Her résumé also included installments of Run for Your
Life, The Invaders and her only sitcom, Family Affair. Those comedies “were
stupid, and they wanted stupid people to say stupid things at all times. I didn’t
want to do that,” she said.
In addition to Mod Squad and The Rookies, Lakin worked
with Spelling on the highly rated 1972 telefilm Women in Chains, starring Ida
Lupino; as a staff writer for a season of ABC’s Dynasty in 1987; and as a
co-creator of the 1989 NBC medical drama Nightingales. It would be her last TV
gig.
After the 1988 WGA strike, she said the studios “got rid
of every writer who made too much money, and I was on that list. I couldn’t get
a job after that.” She was told that she was too old.
Spelling, she said, “had one idea that he carried through
all the time: gorgeous women and gorgeous men looking gorgeous and doing
exciting things. Show after show after show, that’s what he did.”

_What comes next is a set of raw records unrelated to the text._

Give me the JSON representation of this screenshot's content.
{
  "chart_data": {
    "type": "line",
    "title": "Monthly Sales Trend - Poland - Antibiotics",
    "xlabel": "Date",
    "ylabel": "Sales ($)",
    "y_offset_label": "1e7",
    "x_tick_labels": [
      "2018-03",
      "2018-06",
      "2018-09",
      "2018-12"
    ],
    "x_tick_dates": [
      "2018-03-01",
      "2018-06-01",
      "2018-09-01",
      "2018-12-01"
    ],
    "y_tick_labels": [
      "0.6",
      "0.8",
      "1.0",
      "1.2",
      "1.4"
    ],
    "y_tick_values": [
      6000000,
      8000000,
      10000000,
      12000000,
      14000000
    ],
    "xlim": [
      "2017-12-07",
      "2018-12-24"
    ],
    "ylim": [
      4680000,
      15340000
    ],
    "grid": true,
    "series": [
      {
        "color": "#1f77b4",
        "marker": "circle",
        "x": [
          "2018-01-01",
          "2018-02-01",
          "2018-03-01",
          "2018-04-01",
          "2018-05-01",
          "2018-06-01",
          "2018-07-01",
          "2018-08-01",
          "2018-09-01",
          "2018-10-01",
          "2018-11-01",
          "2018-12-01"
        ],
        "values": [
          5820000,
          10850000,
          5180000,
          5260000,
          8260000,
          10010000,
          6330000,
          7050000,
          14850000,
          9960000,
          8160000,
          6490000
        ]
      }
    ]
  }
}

Her autobiography, The Only Woman in the Room, was published
in 2015. She also wrote nine “Getting Old Is … ” mystery novels that centered
on a 75-year private detective in Fort Lauderdale named Gladdy Gold and a 2021
romantic comedy, Prince Charming, Go Home.
Her son noted that she mentored “a ton of people” during
her career and was “a real pistol. She was very social and loved to be out
there in the world.”
In addition to Howard — a writer and/or producer on shows
including Dallas, Falcon Crest and Flamingo Road and one of the creators of
Nightingales with his mom — survivors include her other children, Gavin and
Susanne, and her grandchildren, Alison and James.
LAKIN, Rita (Rita Weisinger)
Born: 1/24/1930, Bronx, New York, U.S.A.
Died: 3/23/2023, Novato, California, U.S.A.